The halls of once great companies are lined with strategies that had no chance of materializing, simply because everyone was focused on the return, and nobody was focused on the investment. Is this the case with yours?
You may have Big Data ideas, but how will your strategy be Big Data capable? The difference between an idea and a strategy is capability. The halls of once great companies are lined with strategies that had no chance of materializing, simply because everyone was focused on the return, and nobody was focused on the investment. Once you've painted a picture of where your company will be in the next three to five years, and have some idea of how Big Data will fit into that picture, you must think about your investment in the key capabilities that will support your strategy; three general areas to consider are people, process, and everyone's favorite Big Data topic today—technology.The key thing to remember about Big Data, as it relates to your strategy, is this: only in rare cases will Big Data and analytics actually drive your strategy, so when considering the key capabilities that will support your strategy, Big Data will most likely play a supporting role—not a primary role. For instance, if you've decided to pursue a market-driven strategy, your primary focus should be building marketing capabilities. Of course, Big Data will play a significant role in the development of your marketing capability, but the objective is superior marketing capability with the aid of Big Data analytics: specifically not Big Data capability with a marketing orientation. Keeping this critical guideline in mind, let's explore what it means to be Big Data capable. A society of intellectuals
Finding good people to support your Big Data needs is by far your biggest concern. Of the three general categories of capability, people (not technology) are the most important. For the strategist interested in building Big Data competence, this should be concerning. As you may be aware, there is a dearth of talented mathematicians and data scientists in the workforce, and it doesn't look promising for the future—especially in the United States. You must aggressively recruit the best and brightest with attractive benefits and take equally aggressive measures to retain them. You should also consider embracing a more global and virtual organization, as top resources are likely to be located around the globe.

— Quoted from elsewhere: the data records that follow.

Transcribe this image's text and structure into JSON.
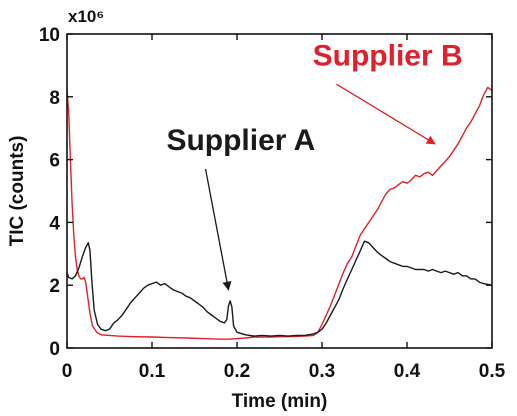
{
  "chart_data": {
    "type": "line",
    "xlabel": "Time (min)",
    "ylabel": "TIC (counts)",
    "y_multiplier": "x10⁶",
    "xlim": [
      0,
      0.5
    ],
    "ylim": [
      0,
      10
    ],
    "x_ticks": [
      0,
      0.1,
      0.2,
      0.3,
      0.4,
      0.5
    ],
    "x_tick_labels": [
      "0",
      "0.1",
      "0.2",
      "0.3",
      "0.4",
      "0.5"
    ],
    "y_ticks": [
      0,
      2,
      4,
      6,
      8,
      10
    ],
    "y_tick_labels": [
      "0",
      "2",
      "4",
      "6",
      "8",
      "10"
    ],
    "grid": false,
    "series": [
      {
        "name": "Supplier A",
        "color": "#1a1a1a",
        "points": [
          [
            0,
            2.4
          ],
          [
            0.002,
            2.25
          ],
          [
            0.006,
            2.2
          ],
          [
            0.01,
            2.3
          ],
          [
            0.014,
            2.55
          ],
          [
            0.018,
            2.9
          ],
          [
            0.022,
            3.2
          ],
          [
            0.025,
            3.35
          ],
          [
            0.027,
            3.1
          ],
          [
            0.029,
            2.2
          ],
          [
            0.032,
            1.2
          ],
          [
            0.036,
            0.75
          ],
          [
            0.04,
            0.6
          ],
          [
            0.045,
            0.55
          ],
          [
            0.05,
            0.6
          ],
          [
            0.055,
            0.8
          ],
          [
            0.06,
            0.9
          ],
          [
            0.065,
            1.05
          ],
          [
            0.07,
            1.25
          ],
          [
            0.075,
            1.45
          ],
          [
            0.08,
            1.6
          ],
          [
            0.085,
            1.75
          ],
          [
            0.09,
            1.9
          ],
          [
            0.095,
            2.0
          ],
          [
            0.1,
            2.05
          ],
          [
            0.105,
            2.1
          ],
          [
            0.11,
            2.0
          ],
          [
            0.115,
            2.05
          ],
          [
            0.12,
            1.95
          ],
          [
            0.125,
            1.85
          ],
          [
            0.13,
            1.8
          ],
          [
            0.135,
            1.75
          ],
          [
            0.14,
            1.65
          ],
          [
            0.145,
            1.6
          ],
          [
            0.15,
            1.5
          ],
          [
            0.155,
            1.4
          ],
          [
            0.16,
            1.3
          ],
          [
            0.165,
            1.15
          ],
          [
            0.17,
            1.05
          ],
          [
            0.175,
            0.95
          ],
          [
            0.18,
            0.85
          ],
          [
            0.185,
            0.8
          ],
          [
            0.188,
            0.9
          ],
          [
            0.19,
            1.35
          ],
          [
            0.192,
            1.5
          ],
          [
            0.194,
            1.3
          ],
          [
            0.196,
            0.7
          ],
          [
            0.2,
            0.5
          ],
          [
            0.21,
            0.42
          ],
          [
            0.22,
            0.38
          ],
          [
            0.23,
            0.4
          ],
          [
            0.24,
            0.38
          ],
          [
            0.25,
            0.4
          ],
          [
            0.26,
            0.38
          ],
          [
            0.27,
            0.4
          ],
          [
            0.28,
            0.4
          ],
          [
            0.29,
            0.45
          ],
          [
            0.295,
            0.5
          ],
          [
            0.3,
            0.6
          ],
          [
            0.305,
            0.8
          ],
          [
            0.31,
            1.05
          ],
          [
            0.315,
            1.3
          ],
          [
            0.32,
            1.55
          ],
          [
            0.325,
            1.9
          ],
          [
            0.33,
            2.2
          ],
          [
            0.335,
            2.5
          ],
          [
            0.34,
            2.8
          ],
          [
            0.345,
            3.1
          ],
          [
            0.35,
            3.4
          ],
          [
            0.355,
            3.35
          ],
          [
            0.36,
            3.2
          ],
          [
            0.365,
            3.05
          ],
          [
            0.37,
            2.95
          ],
          [
            0.375,
            2.85
          ],
          [
            0.38,
            2.75
          ],
          [
            0.385,
            2.7
          ],
          [
            0.39,
            2.65
          ],
          [
            0.395,
            2.6
          ],
          [
            0.4,
            2.6
          ],
          [
            0.405,
            2.55
          ],
          [
            0.41,
            2.5
          ],
          [
            0.415,
            2.5
          ],
          [
            0.42,
            2.5
          ],
          [
            0.425,
            2.45
          ],
          [
            0.43,
            2.5
          ],
          [
            0.435,
            2.45
          ],
          [
            0.44,
            2.4
          ],
          [
            0.445,
            2.45
          ],
          [
            0.45,
            2.4
          ],
          [
            0.455,
            2.35
          ],
          [
            0.46,
            2.4
          ],
          [
            0.465,
            2.3
          ],
          [
            0.47,
            2.3
          ],
          [
            0.475,
            2.2
          ],
          [
            0.48,
            2.2
          ],
          [
            0.485,
            2.1
          ],
          [
            0.49,
            2.05
          ],
          [
            0.5,
            2.0
          ]
        ]
      },
      {
        "name": "Supplier B",
        "color": "#e0202a",
        "points": [
          [
            0,
            8.2
          ],
          [
            0.002,
            7.5
          ],
          [
            0.004,
            6.0
          ],
          [
            0.006,
            4.6
          ],
          [
            0.008,
            3.6
          ],
          [
            0.01,
            2.9
          ],
          [
            0.012,
            2.5
          ],
          [
            0.014,
            2.3
          ],
          [
            0.016,
            2.2
          ],
          [
            0.018,
            2.2
          ],
          [
            0.02,
            2.25
          ],
          [
            0.022,
            2.1
          ],
          [
            0.024,
            1.7
          ],
          [
            0.027,
            1.1
          ],
          [
            0.03,
            0.7
          ],
          [
            0.035,
            0.5
          ],
          [
            0.04,
            0.42
          ],
          [
            0.05,
            0.4
          ],
          [
            0.06,
            0.38
          ],
          [
            0.08,
            0.36
          ],
          [
            0.1,
            0.35
          ],
          [
            0.12,
            0.33
          ],
          [
            0.14,
            0.32
          ],
          [
            0.16,
            0.3
          ],
          [
            0.18,
            0.28
          ],
          [
            0.19,
            0.28
          ],
          [
            0.2,
            0.3
          ],
          [
            0.21,
            0.32
          ],
          [
            0.22,
            0.35
          ],
          [
            0.23,
            0.35
          ],
          [
            0.24,
            0.35
          ],
          [
            0.25,
            0.36
          ],
          [
            0.26,
            0.36
          ],
          [
            0.27,
            0.37
          ],
          [
            0.28,
            0.38
          ],
          [
            0.29,
            0.4
          ],
          [
            0.295,
            0.5
          ],
          [
            0.3,
            0.75
          ],
          [
            0.305,
            1.05
          ],
          [
            0.31,
            1.35
          ],
          [
            0.315,
            1.7
          ],
          [
            0.32,
            2.05
          ],
          [
            0.325,
            2.4
          ],
          [
            0.33,
            2.7
          ],
          [
            0.335,
            2.9
          ],
          [
            0.34,
            3.25
          ],
          [
            0.345,
            3.6
          ],
          [
            0.35,
            3.8
          ],
          [
            0.355,
            4.0
          ],
          [
            0.36,
            4.2
          ],
          [
            0.365,
            4.4
          ],
          [
            0.37,
            4.65
          ],
          [
            0.375,
            4.9
          ],
          [
            0.38,
            5.05
          ],
          [
            0.385,
            5.1
          ],
          [
            0.39,
            5.2
          ],
          [
            0.395,
            5.3
          ],
          [
            0.4,
            5.25
          ],
          [
            0.405,
            5.35
          ],
          [
            0.41,
            5.5
          ],
          [
            0.415,
            5.45
          ],
          [
            0.42,
            5.55
          ],
          [
            0.425,
            5.6
          ],
          [
            0.43,
            5.5
          ],
          [
            0.435,
            5.65
          ],
          [
            0.44,
            5.8
          ],
          [
            0.445,
            5.95
          ],
          [
            0.45,
            6.1
          ],
          [
            0.455,
            6.3
          ],
          [
            0.46,
            6.5
          ],
          [
            0.465,
            6.75
          ],
          [
            0.47,
            7.0
          ],
          [
            0.475,
            7.2
          ],
          [
            0.48,
            7.45
          ],
          [
            0.485,
            7.7
          ],
          [
            0.49,
            8.05
          ],
          [
            0.495,
            8.3
          ],
          [
            0.5,
            8.2
          ]
        ]
      }
    ],
    "annotations": [
      {
        "text": "Supplier A",
        "series": "Supplier A",
        "color": "#1a1a1a",
        "label_at": [
          0.117,
          6.3
        ],
        "arrow_from": [
          0.163,
          5.7
        ],
        "arrow_to": [
          0.19,
          1.85
        ]
      },
      {
        "text": "Supplier B",
        "series": "Supplier B",
        "color": "#e0202a",
        "label_at": [
          0.289,
          9.0
        ],
        "arrow_from": [
          0.317,
          8.4
        ],
        "arrow_to": [
          0.433,
          6.5
        ]
      }
    ]
  }
}
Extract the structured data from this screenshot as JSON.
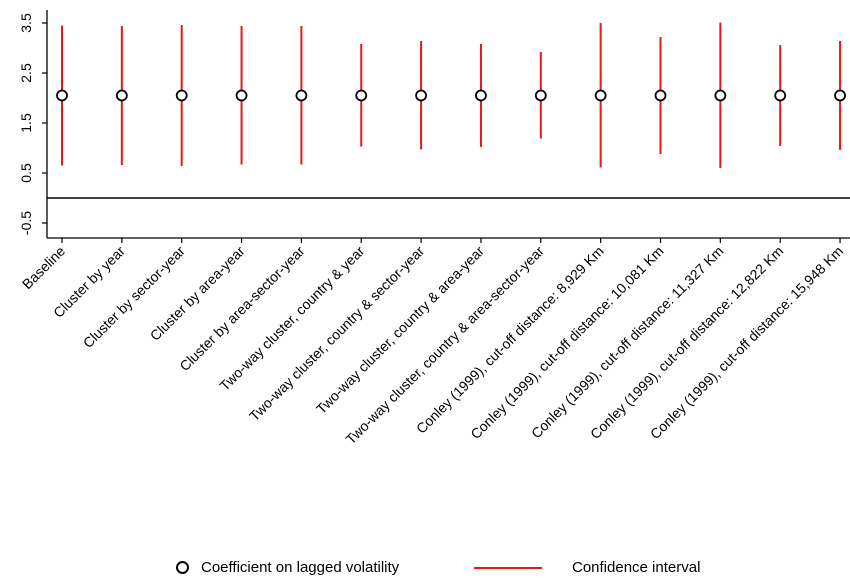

Although data scientists are obviously an important component to your capabilities, don't make the mistake of high-intellectual myopia. Culturally, data scientists fall into the engineering subclass, which means they create a very dangerous situation in your organization if there's no balance. Data scientists tend to be explorers with little concern for economics. And like their engineering superclass would suggest, they tend to ignore success for the sake of perfection. This can have real damaging effects on innovation, especially if you arbitrarily transition their analytic talent into product development talent. It may seem obvious, but you cannot rely on data scientists for advice on running your business unit—that's what managers are for. You must have leaders, managers, and/or coaches in place to make sure all this great analysis translates to economic results. The trick is to find good managers that can work effectively with analytic-minded talent. In truth, they're not very common, so this presents another significant challenge that you must take seriously.
Finally, you must of course have content experts. Again, this will completely depend on your strategic driving force. For a market-driven organization, you will need marketing experts. For a products-offered organization, you will need inventors, and product development specialists. Just like your data scientists, and your management team, you must strive to recruit and retain the very best content experts for your organization. This is not an area where you want to settle for what's available. If you can't find the right skills in the available workforce, recruit resources with a good base and a great attitude, and plan to cultivate these skills in-house.The return of SPC
The development and improvement of processes play a significant role in the capabilities the support a strategy that involves Big Data. The good news is that analytics and process control already have a synergistically effective history. You may have heard of Statistical Process Control (SPC), Total Quality Management (TQM), and/or Six Sigma which all have their foundation in statistics applied to the development and improvement of processes. Fortunately, the same resources that build your core Big Data competence can also be instrumental in constructing and optimizing the very processes that support the competence.
Process control is important in Big Data discovery, because it enforces consistency, reliability, and structure, in an otherwise amorphous environment. Developing a good discovery process requires a good balance between unbounded exploration and perfunctory bureaucracy. A good process succeeds at keeping the data scientists energized with challenging puzzles to solve, while concomitantly keeping the leaders energized with competitive products to sell and marketing insights to exploit. This is easier said than done; however, within the constructs of a good process control paradigm like Six Sigma, your chances increase immensely. When I studied to become a Six Sigma Black Belt at Motorola, I learned very advanced statistical techniques for developing and improving processes. This is level of rigor I suggest you employ in the development of your Big Data processes. When you have great people operating within a tightly controlled process that serves the explicit purposes of Big Data exploration, you've won the competitive battle. Technology just becomes an academic exercise at that point.
Being Big Data capable means having not only the vision, but also the substance to bring your strategy into reality. That means having the people, processes, and technologies that are beyond exceptional—you must commit to world-class Big Data capabilities to outpace the competition. For instance, Yahoo! has over 100,000 CPUs across 40,000 computers running Big Data technology—now that's commitment! However, much more important than technology is people, and then processes. Invest aggressively in the right people, and development of the right processes, and you'll be capable of almost anything.